1. All graph nodes get partitioned into (FPGA) supported and unsupported sets using one of two method. The default (compilerFunc='SPECULATIVE') method uses rough estimate of the hardware operation tree. The second method (compilerFunc= ‘DEFINITIVE’) utilizes the hardware compiler. The latter is more accurate and can handle complex optimization schemes based on the specified options, however, it takes considerable more time to conclude the process.
2. Adjacent supported and unsupported nodes get merged into (fine grained) connected components.
3. Supported partitions get merged into maximally connected components, while maintaining the DAG property.
4. Each supported partition gets (re)compiled using hardware compiler to create runtime code, quantization info, and relevant model parameters.
5. Each supported partition subgraph is stored for visualization and debug purposes.

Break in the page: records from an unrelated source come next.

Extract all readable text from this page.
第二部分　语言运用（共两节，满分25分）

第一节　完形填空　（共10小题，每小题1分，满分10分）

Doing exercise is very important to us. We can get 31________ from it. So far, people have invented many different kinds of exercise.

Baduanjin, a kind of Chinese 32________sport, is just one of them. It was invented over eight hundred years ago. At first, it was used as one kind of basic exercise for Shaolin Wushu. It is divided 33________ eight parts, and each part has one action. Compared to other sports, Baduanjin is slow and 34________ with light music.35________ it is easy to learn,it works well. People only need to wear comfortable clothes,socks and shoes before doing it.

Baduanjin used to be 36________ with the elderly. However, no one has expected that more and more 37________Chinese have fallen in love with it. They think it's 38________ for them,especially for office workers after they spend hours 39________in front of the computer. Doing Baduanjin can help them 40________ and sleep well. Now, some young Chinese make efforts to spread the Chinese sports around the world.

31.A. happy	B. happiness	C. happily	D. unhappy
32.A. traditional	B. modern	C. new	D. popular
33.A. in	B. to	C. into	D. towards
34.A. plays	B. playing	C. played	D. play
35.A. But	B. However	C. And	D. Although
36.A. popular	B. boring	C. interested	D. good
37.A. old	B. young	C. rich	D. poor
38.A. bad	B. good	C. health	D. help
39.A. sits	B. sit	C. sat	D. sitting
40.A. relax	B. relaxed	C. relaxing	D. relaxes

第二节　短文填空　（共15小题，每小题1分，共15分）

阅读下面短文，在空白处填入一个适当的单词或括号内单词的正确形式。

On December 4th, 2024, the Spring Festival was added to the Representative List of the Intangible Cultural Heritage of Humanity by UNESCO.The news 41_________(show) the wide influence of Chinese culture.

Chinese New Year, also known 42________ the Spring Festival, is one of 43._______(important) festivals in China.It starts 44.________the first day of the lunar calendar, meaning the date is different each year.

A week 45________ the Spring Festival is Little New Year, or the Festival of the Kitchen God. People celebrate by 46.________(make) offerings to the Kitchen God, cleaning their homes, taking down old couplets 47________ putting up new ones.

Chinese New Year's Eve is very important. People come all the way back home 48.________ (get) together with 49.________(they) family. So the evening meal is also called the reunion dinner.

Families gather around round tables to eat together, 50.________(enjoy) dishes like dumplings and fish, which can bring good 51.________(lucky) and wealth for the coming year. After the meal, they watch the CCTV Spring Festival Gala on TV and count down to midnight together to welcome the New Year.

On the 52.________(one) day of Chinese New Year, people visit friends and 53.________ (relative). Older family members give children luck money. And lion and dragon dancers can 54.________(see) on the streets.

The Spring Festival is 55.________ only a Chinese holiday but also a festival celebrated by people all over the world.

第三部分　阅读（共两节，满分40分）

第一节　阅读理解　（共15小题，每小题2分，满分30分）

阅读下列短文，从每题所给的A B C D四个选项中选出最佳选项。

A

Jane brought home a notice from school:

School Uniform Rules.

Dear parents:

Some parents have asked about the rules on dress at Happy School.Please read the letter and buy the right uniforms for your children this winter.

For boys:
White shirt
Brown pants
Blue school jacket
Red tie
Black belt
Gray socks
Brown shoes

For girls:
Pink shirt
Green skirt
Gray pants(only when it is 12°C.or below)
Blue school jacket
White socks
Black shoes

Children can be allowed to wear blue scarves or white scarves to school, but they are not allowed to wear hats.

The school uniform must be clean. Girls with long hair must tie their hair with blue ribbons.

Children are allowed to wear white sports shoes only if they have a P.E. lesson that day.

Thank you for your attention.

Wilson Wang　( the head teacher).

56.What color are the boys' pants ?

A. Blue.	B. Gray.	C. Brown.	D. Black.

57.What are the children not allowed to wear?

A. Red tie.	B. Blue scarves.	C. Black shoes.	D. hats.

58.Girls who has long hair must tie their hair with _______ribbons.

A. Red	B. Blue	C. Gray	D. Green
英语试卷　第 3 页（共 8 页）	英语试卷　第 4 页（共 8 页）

6. Each supported subgraph gets replaced by tf.py_func node (with naming convention fpga_func_<partition_id>) that contains all necessary python function calls to accelerate that subgraph over FPGA.
Freezing the modified graph
The modified graph gets frozen and stored with “-fpga” suffix.
Run natively in TensorFlow
The modified graph can be loaded using load_partitioned_graph method of the partitioner class. The modified graph replaces the default tensorflow graph and can be used similar to the original graph.